Human Interrupt Handling

Joel (On Software) got me into this thread of thinking. He interrupted me, while I was doing something else (I forgot) and instead of picking up what I was doing, I started writing today’s blog. And it may even get finished unless something else distracts me and I don’t return to this one. Or get a depression in the meanwhile.

Joel’s blog lead into an article in the New York Times about research into how we are coping with excessive interruptions during “normal” work. Highly interesting, read it.

In this article, Gloria Mark discusses how we don’t seem to handle interruptions in an orderly manner. That is, if we are interrupted during task “A” to do task “B”, we don’t always return to “A” after finishing “B”, but return to “C” (if we did some of “C” before) or go on to start a new task “D”. It’s not even round-robin, it’s pure chaos.

Now, I’m not sure this is entirely right all on its own, so to speak. When you look at patients with depression, you see that disorderly interrupt handling is a very early sign of depression. It is so early, in fact, that it is hard to see it as an abnormality. When I used to do house calls, and I came into a home where there were buckets and brooms all over the place, I knew what was going on. The woman in the house starts cleaning, gets distracted by the door or the phone, starts cleaning in another spot, gets distracted, etc… I saw in that an early sign of depression and deeper questioning always proved me right.

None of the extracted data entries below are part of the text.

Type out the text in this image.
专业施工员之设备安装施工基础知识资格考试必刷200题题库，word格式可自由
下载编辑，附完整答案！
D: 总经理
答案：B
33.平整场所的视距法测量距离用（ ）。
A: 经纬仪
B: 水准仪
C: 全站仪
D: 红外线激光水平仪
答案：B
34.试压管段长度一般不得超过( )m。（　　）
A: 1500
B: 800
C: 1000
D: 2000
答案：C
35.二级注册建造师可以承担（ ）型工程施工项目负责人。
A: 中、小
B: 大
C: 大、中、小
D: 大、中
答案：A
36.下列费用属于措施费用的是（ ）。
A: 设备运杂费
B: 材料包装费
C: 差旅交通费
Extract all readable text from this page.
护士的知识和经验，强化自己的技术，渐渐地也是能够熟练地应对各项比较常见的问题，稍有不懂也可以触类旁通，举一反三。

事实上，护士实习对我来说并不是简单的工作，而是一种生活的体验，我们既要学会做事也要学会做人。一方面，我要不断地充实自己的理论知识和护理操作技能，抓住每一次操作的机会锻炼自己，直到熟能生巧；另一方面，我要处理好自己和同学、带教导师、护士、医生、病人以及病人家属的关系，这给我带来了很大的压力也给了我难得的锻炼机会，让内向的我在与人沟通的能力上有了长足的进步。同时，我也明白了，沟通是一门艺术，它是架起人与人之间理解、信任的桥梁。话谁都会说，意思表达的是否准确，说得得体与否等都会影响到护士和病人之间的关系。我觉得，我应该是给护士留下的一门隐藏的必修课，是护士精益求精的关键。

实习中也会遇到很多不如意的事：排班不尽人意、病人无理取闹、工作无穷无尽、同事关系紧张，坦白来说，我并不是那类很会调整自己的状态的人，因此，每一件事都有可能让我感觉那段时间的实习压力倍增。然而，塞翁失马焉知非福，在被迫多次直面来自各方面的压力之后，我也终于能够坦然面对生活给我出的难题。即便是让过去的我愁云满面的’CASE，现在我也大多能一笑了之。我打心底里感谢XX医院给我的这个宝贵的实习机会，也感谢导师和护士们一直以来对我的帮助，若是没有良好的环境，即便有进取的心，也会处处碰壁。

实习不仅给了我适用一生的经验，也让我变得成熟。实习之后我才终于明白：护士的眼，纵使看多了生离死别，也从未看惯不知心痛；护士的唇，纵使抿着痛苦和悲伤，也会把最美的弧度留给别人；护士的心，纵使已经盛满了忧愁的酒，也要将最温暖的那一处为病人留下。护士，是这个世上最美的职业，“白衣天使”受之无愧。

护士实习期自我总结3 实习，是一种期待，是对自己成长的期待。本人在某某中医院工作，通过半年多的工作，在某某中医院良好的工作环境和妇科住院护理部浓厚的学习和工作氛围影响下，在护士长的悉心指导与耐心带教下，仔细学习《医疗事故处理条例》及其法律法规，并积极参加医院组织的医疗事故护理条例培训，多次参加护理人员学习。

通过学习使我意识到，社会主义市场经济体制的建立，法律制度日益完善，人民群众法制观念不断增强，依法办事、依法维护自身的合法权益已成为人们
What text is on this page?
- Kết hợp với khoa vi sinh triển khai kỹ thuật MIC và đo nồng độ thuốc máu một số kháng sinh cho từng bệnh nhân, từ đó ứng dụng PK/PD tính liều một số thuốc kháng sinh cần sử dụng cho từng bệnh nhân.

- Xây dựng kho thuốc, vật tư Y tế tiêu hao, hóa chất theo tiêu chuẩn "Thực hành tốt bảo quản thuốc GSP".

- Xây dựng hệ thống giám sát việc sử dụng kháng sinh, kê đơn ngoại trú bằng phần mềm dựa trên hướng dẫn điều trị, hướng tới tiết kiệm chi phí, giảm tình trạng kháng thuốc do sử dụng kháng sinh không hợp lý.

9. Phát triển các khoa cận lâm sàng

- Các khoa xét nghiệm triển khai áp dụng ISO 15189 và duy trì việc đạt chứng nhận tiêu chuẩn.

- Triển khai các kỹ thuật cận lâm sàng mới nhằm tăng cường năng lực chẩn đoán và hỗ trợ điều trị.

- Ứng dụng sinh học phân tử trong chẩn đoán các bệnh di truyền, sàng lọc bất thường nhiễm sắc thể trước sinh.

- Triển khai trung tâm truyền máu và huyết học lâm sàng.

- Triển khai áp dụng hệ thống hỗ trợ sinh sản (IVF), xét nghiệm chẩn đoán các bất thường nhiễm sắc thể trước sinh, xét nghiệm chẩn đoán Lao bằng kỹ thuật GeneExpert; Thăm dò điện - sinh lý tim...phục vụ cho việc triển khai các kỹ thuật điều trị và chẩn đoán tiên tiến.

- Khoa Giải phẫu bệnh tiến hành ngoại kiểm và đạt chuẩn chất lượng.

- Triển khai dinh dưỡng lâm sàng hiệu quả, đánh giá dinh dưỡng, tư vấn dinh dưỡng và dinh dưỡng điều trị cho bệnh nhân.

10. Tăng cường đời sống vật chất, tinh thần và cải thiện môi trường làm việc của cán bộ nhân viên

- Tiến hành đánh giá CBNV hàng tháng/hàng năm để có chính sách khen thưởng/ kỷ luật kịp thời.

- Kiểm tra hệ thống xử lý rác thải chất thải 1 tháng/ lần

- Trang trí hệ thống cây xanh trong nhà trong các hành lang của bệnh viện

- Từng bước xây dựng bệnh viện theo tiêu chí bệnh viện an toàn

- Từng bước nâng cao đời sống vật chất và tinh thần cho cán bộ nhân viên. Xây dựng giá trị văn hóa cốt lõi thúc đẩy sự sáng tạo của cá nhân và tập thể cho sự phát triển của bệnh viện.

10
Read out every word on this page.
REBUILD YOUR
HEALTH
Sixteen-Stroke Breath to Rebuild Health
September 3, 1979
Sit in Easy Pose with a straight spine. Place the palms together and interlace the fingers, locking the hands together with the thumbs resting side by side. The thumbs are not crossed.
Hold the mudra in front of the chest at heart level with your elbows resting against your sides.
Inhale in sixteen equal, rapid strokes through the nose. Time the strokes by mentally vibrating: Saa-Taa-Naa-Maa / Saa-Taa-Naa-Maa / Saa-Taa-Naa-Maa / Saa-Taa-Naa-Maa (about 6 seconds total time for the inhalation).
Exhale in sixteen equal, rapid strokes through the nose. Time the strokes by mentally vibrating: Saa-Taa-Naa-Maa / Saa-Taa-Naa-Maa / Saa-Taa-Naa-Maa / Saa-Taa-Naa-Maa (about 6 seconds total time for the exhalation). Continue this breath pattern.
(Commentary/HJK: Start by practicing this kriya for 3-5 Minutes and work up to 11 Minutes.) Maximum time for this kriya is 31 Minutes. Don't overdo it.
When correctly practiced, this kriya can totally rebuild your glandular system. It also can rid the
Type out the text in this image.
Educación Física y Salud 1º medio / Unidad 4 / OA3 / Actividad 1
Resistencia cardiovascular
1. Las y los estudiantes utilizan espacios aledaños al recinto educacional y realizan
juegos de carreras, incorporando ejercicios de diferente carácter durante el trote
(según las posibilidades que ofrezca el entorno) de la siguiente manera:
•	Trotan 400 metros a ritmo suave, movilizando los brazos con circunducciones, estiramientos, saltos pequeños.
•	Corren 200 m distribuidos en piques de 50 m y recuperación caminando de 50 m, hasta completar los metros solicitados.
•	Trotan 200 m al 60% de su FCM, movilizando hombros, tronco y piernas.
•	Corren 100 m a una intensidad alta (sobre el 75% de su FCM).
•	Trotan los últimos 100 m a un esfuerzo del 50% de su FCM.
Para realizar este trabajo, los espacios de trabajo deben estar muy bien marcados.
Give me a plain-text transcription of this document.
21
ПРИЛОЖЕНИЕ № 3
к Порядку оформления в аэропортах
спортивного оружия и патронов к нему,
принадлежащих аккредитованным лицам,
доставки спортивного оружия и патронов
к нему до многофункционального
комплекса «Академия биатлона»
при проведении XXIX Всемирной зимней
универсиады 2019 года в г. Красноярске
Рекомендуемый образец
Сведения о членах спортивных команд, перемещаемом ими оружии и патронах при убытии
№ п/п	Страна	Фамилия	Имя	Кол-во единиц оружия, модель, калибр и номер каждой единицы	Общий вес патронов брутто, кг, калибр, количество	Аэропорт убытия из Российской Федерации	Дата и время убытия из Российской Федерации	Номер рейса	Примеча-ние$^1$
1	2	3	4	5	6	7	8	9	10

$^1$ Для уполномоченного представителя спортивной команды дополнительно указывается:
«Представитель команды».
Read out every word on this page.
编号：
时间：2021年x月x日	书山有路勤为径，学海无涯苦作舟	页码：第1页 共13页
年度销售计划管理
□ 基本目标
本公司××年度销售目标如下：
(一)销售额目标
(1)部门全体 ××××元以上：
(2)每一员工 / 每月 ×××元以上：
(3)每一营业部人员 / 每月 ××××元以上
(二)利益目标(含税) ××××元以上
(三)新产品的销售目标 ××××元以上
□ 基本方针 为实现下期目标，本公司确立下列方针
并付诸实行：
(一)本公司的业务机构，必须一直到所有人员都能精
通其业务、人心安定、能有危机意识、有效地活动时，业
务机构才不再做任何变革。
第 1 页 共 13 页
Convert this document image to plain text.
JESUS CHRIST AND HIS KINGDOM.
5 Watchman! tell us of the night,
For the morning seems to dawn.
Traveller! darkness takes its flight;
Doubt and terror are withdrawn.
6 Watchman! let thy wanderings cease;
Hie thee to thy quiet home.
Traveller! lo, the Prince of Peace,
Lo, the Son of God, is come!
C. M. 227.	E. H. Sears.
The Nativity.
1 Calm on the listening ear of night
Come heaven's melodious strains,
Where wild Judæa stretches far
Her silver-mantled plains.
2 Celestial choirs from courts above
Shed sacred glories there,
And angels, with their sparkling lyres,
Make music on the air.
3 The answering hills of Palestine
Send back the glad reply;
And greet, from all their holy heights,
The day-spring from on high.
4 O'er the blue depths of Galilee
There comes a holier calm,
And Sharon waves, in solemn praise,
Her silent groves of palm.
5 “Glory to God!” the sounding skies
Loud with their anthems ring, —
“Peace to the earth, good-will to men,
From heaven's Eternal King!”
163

Another early sign of depression is that you get highly irritated by interruptions and you say to yourself (or scream out in public) that if you could “only be left alone a while, you could get this f*cking job done, no problem”. And you start blaming the phone, the boss, the coworkers and everyone else for distracting you all the time.

So, I think Gloria Mark should somehow take the “depression status” of the subjects into account when doing her studies. The problem is, does anyone know how to do that? I certainly don’t. But I think we really have to find a way.

Now, you could speculate that the current interrupt-intensive work situation may worsen a tendency to depression in people. It may even cause it, who knows? I’d dearly love to see some investigations into this possibility.